Is Rachel's vernacular commonly used in engineering, or medicine, or business? This kid could have great potential, but we'll never really know, because her poor English will limit her options in life.
We've collectively failed this young women.
I umderstand that we all have dialects that reflect where we came from, but there has to be a lowest common denominator, agreed upon language form, or else we can't communicate with each other.
JI7
(89,252 posts)and her family immigrated from Haiti.
pnwmom
(108,980 posts)But it is a common complaint among US undergrads in science and engineering that they can't understand the accents of the many foreign grad students who teach them (as teaching assistants.)
And if you've ever traveled in Scotland, Liverpool, or Ireland, you know how hard it can be to understand your native language in a very different accent. But why can a Scotsman say, "I cunna hear," meaning "I could not hear" -- and not be considered dumb and uneducated? And yet when Rachel said, "I coulda hear," meaning, "I could hear," then she is disparaged? Neither uses a pronunciation that is the same as Standard American English, but most white people don't disparage Scottish accents.
brush
(53,787 posts)If you live in a neighborhood where that vernacular is common, it's certainly going to work it's way into your speech patterns, especially if you don't have the means to go to college.
I understood her okay.
Maybe she should've spoken in one of the other two languages she speaks.
That's right. She's trilingual, and English is not her first language. She's no dummy as she stood up to that lawyer just fine.

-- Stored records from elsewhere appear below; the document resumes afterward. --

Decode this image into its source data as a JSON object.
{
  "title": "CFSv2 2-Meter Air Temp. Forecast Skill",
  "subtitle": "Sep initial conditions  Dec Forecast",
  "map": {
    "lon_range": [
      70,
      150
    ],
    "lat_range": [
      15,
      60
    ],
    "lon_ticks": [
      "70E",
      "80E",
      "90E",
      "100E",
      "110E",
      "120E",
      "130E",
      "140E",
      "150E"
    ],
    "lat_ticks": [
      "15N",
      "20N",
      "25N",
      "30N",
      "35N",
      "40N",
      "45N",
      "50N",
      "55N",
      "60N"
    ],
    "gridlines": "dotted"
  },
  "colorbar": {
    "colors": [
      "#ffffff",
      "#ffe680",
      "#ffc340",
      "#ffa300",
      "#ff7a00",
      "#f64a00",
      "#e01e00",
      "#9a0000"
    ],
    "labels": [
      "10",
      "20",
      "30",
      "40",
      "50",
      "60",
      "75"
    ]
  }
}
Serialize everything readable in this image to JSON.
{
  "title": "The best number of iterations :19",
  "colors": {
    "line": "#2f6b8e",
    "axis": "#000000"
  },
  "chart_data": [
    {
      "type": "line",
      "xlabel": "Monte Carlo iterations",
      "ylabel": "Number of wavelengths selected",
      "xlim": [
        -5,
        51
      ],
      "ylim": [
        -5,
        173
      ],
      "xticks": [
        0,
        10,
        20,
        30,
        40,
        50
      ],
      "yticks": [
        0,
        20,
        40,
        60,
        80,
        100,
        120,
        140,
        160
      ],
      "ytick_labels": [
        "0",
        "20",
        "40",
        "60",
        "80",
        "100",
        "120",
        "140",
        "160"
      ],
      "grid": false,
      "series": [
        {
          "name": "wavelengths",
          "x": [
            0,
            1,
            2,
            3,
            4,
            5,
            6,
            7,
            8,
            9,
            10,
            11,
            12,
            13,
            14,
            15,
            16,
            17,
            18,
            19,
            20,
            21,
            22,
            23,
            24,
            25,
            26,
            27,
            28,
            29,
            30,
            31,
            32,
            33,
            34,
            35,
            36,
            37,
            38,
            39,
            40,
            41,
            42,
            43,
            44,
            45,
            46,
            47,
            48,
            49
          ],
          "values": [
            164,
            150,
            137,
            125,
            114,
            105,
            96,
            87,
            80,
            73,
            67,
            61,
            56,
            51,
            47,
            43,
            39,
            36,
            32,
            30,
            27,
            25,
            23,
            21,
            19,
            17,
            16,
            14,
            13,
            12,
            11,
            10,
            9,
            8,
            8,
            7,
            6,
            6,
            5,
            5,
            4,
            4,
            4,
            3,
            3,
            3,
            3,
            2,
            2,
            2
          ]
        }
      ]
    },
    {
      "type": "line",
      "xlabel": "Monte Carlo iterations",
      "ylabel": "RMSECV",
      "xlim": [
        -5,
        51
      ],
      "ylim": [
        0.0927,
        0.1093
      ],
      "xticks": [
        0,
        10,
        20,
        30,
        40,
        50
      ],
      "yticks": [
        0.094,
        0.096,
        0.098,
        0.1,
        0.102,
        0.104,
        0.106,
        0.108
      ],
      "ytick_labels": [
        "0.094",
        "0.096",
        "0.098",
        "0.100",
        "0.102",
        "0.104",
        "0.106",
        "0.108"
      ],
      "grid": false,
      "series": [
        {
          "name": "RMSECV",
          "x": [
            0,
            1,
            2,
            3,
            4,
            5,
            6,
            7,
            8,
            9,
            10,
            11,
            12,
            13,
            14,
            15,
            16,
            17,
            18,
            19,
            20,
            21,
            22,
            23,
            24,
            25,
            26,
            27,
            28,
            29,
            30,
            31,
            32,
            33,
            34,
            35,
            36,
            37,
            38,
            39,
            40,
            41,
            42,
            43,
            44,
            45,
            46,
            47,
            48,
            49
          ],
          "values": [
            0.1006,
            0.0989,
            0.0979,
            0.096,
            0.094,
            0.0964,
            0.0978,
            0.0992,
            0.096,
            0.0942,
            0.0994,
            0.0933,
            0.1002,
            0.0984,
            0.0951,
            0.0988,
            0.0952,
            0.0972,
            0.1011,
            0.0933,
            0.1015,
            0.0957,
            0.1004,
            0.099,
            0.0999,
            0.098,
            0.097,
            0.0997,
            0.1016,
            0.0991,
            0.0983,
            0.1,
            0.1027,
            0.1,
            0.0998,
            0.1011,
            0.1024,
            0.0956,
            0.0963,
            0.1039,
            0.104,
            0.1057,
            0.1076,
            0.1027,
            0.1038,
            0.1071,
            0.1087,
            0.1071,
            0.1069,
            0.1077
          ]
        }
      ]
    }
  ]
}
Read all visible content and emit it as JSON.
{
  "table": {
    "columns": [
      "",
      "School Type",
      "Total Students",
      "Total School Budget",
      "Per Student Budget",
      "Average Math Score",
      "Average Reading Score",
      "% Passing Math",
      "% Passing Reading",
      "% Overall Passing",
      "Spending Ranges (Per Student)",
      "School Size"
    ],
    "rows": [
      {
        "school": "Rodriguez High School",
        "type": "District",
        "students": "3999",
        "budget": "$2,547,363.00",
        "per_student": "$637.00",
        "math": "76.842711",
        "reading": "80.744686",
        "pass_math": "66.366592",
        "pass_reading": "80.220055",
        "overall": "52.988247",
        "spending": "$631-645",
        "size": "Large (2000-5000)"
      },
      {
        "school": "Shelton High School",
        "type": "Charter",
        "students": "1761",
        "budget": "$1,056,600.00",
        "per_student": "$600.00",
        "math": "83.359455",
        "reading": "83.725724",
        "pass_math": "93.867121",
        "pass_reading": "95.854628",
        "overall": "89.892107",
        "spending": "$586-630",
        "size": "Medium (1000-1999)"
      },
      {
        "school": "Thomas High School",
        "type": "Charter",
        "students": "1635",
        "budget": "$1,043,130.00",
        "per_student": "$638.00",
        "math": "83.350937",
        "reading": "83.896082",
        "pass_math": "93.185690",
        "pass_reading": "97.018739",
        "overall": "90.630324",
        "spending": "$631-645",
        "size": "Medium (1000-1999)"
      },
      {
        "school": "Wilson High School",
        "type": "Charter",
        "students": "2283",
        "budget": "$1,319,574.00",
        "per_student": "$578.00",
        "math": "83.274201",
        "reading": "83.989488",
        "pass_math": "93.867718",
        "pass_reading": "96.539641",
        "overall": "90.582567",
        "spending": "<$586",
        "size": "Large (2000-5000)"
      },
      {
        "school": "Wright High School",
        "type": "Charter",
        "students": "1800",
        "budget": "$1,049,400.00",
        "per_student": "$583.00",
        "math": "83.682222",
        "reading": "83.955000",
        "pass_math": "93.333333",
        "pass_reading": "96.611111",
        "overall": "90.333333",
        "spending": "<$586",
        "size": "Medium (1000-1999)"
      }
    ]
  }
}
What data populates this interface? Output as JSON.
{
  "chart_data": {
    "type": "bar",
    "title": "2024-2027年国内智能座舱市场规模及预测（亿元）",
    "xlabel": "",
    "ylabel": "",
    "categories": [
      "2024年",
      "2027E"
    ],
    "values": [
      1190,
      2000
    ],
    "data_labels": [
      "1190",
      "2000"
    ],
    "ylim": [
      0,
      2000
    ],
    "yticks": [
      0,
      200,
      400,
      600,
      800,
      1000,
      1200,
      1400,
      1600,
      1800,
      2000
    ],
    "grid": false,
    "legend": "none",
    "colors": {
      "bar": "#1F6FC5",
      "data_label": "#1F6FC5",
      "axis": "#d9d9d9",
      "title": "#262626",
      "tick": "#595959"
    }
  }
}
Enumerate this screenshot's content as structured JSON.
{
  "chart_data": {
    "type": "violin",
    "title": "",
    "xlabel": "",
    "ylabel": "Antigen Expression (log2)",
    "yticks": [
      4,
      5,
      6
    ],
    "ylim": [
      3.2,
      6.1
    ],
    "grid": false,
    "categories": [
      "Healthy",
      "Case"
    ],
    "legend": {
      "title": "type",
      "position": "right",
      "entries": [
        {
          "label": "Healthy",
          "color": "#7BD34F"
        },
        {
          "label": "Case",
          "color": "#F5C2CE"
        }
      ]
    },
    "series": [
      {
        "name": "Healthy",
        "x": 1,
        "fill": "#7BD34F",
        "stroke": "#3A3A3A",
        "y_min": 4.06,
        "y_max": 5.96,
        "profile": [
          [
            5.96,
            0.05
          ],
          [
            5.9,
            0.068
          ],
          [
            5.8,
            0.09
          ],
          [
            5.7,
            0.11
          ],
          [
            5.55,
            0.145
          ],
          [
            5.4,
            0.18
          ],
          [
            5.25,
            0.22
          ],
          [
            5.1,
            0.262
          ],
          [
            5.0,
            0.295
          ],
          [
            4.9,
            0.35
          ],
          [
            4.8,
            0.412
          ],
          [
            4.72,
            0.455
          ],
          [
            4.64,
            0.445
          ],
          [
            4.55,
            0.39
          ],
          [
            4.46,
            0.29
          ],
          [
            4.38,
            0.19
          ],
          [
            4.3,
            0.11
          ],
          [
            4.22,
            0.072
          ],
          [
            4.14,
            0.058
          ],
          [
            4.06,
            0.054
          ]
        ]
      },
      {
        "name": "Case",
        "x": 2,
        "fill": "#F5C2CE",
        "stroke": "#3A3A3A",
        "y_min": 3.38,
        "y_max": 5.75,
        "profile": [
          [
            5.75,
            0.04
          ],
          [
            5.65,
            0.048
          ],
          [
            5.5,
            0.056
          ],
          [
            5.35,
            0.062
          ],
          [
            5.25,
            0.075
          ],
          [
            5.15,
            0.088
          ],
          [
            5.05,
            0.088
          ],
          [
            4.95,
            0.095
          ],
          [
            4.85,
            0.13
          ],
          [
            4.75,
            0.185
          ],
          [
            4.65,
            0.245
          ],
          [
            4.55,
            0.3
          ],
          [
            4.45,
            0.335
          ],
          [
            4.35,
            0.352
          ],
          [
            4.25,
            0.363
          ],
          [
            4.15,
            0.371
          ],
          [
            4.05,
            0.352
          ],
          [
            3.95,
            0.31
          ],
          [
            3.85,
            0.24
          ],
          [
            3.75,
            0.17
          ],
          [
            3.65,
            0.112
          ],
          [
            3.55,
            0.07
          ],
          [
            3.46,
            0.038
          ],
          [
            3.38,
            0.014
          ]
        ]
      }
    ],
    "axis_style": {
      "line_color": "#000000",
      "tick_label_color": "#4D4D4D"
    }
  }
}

I'm betting that attorney couldn't even began to speak or understand the Creole and Spanish she is fluent in.
SaveOurDemocracy
(4,400 posts)...developed for the support of Rachel Jeantel, please let me know.
K&R!
K Gardner
(14,933 posts)applegrove
(118,682 posts)oral tradition she is more qualified to interpret trayvon on a phone call than some white man lawyer. Or some white female jury member. She is the expert on what Trayvons words meant. Not the court. Only another teenager could be an expert witness.
NaturalHigh
(12,778 posts)His job is not to coddle an opposing witness, only to treat her just well enough that he doesn't alienate the jury. If I'm ever on trial, I don't want a jolly old fellow worried about hurting feelings as an attorney. I want somebody who will do his or her best to win.
pnwmom
(108,980 posts)And not blame his young target for a normal emotional response to what must have felt like an insulting attack.
davidpdx
(22,000 posts)I thought it hit the nail on the head in terms of how she was treated on the stand. I didn't see her entire testimony, but did see some clips of it. It will be interesting to see how the whole thing is interpreted by the jury.